Trechos de: Nos bastidores do Câncer. VIEIRA-MONTFILS, M.C. Petrópolis, Brasil: KBR, 2015
(Nota : o masculino genérico é usado sem discriminação e unicamente com o intuito de tornar o texto mais ágil)
"O médico - quem é ele? Quem é essa pessoa que quer se arvorar em alguém que cura? O dicionário nos diz que é uma
pessoa que exerce ou pode exercer legalmente a Medicina. Desde o início dos tempos, todas as comunidades humanas – até mesmo
as mais primitivas – sempre tinham alguém que tratava os doentes, por
vezes, considerado como uma
espécie de mago ou feiticeiro com poderes sobrenaturais. Os
conceitos mudaram,
mas ainda existe hoje
um remanescente dessa crença, porque consideramos que o médico deve ter uma "vocação" e um talento especial para
a prática de sua profissão. Pelo
menos, ele deve ser um estudante aplicado,
uma vez que na maioria dos países o
acesso à Faculdade de Medicina é para aqueles com melhores notas ou os que têm sucesso nos
exames para entrar na
Universidade. E é compreensível
que seja assim, porque o médico é quem
vai cuidar do bem mais importante para nos manter vivos – a saúde."

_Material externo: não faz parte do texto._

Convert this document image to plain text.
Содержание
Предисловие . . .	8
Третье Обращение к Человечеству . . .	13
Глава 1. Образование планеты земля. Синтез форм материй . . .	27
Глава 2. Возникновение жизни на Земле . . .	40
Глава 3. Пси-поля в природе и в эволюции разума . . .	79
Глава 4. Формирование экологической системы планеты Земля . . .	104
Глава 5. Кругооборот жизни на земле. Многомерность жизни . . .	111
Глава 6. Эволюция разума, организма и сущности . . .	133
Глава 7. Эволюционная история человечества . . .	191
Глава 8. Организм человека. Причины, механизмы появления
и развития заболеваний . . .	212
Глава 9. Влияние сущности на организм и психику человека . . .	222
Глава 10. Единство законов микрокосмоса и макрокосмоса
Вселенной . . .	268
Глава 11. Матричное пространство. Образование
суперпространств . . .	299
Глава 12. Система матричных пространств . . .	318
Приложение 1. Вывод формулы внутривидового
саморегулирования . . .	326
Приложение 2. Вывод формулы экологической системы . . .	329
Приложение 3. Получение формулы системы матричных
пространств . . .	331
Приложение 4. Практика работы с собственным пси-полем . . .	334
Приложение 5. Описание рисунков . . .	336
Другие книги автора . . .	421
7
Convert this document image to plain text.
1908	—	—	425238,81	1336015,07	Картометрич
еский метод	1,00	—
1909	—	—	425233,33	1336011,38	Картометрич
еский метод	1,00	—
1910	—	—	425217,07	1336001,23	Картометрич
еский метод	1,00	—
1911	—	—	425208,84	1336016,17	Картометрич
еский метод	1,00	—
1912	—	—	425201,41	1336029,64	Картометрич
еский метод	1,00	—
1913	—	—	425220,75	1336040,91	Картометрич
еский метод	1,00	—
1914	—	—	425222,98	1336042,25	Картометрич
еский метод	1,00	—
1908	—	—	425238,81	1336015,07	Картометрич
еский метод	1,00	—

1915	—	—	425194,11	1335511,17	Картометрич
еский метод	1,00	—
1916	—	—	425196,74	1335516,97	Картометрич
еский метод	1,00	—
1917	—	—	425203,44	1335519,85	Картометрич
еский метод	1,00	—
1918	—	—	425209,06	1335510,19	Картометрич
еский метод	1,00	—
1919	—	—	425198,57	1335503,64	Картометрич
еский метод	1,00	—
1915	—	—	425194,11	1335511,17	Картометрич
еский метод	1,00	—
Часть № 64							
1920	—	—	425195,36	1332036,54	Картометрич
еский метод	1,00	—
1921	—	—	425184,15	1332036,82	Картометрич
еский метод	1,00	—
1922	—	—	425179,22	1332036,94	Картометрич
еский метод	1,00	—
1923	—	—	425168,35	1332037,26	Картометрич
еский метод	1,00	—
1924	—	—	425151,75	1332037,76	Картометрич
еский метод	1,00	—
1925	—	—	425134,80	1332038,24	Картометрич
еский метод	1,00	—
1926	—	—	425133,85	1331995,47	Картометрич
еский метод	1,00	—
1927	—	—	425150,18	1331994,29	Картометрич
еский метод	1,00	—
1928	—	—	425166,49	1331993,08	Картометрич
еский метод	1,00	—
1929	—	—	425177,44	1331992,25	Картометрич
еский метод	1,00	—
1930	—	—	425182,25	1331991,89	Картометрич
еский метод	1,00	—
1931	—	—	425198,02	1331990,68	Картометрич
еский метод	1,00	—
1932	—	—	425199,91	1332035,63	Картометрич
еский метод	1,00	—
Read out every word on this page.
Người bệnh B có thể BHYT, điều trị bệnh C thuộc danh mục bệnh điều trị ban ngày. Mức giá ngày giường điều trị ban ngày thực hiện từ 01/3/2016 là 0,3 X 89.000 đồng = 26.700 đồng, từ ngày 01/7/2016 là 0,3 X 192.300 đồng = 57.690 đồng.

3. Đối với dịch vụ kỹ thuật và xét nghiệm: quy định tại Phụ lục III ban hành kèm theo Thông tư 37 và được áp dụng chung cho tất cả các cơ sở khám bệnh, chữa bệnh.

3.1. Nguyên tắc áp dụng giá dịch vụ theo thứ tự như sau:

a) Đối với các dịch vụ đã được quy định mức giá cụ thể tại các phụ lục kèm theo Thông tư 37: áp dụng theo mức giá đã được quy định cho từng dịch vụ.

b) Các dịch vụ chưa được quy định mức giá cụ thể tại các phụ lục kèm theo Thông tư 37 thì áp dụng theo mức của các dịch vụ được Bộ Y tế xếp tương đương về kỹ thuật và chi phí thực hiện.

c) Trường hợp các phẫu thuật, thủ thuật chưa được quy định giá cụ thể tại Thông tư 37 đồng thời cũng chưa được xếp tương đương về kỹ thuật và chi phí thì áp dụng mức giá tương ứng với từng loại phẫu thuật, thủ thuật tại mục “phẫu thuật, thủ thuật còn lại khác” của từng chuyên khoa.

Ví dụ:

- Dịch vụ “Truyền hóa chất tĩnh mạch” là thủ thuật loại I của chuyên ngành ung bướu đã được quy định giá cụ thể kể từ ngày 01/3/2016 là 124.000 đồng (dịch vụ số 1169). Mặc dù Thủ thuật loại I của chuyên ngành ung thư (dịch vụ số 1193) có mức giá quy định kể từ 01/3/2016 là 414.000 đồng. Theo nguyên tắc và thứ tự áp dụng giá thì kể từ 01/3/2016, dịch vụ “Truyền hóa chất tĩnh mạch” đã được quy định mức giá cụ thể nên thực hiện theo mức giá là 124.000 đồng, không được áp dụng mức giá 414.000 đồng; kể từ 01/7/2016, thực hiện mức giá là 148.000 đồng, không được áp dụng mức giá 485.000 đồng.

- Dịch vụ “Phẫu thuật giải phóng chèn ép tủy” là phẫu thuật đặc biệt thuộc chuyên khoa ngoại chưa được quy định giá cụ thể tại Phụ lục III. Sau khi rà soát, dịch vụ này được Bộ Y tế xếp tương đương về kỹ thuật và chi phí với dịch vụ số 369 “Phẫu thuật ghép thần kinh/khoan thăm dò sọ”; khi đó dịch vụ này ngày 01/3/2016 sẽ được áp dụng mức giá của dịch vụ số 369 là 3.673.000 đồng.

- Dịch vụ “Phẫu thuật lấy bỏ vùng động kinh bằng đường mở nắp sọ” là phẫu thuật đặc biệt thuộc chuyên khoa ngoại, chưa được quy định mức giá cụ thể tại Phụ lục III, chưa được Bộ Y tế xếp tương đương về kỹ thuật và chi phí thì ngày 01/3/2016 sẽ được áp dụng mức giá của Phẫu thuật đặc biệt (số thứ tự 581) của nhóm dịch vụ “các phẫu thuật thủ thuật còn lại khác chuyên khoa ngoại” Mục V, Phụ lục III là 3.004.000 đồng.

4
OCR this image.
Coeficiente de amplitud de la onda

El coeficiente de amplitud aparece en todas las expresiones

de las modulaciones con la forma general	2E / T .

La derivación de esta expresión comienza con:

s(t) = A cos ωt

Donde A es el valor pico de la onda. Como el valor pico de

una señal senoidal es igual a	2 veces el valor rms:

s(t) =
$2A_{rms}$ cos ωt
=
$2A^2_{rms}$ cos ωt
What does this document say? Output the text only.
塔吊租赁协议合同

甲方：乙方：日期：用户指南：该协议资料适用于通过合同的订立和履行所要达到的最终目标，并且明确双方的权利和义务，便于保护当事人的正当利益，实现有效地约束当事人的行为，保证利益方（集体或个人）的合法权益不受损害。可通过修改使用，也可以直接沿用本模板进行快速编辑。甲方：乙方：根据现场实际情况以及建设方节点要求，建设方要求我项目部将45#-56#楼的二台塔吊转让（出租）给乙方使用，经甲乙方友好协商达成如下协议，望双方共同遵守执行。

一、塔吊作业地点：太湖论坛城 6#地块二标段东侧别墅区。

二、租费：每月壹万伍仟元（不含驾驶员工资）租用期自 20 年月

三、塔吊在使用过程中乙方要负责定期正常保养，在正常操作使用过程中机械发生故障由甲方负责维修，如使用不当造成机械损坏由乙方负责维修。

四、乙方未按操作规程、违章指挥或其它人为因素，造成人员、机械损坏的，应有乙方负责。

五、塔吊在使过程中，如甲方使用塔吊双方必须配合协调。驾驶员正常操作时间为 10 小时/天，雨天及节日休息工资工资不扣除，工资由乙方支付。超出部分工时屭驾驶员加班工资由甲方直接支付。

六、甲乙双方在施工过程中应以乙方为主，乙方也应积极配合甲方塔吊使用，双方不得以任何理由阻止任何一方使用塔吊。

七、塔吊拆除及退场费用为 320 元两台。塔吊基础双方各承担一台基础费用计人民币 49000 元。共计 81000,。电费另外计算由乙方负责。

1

..............................................................................
..............................................................................
"Tomamos por certo que a busca pela cura é uma
idéia lógica. Mas se fizermos uma
pausa para pensar um pouco, se tentarmos
libertar nossa mente de seu
estado de condicionamento habitual, vamos nos encontrar diante de uma atitude que representa uma tentativa de
contrariar a natureza perecível do
nosso universo – o que conhecemos
do universo. Na verdade, o médico
é uma pessoa que trabalha sempre contra a corrente – seu
objetivo é reverter os processos naturais que nos fazem perecer. Neste sentido, o médico continua a ser alguém que tem uma vocação para o
sobrenatural, não muito longe do feiticeiro
das tribos primitivas. Digo sobrenatural , obviamente, em seu sentido estrito, isto é, além das leis da natureza (deste universo como o conhecemos). Claro que, para tratar as pessoas doentes, o médico tem apenas
as ferramentas criadas neste mesmo
universo e sujeitas às mesmas
leis. Mas isso não muda o fato de que é uma
ação para combater nossa natureza
perecível. Parece paradoxal e eu digo "parece"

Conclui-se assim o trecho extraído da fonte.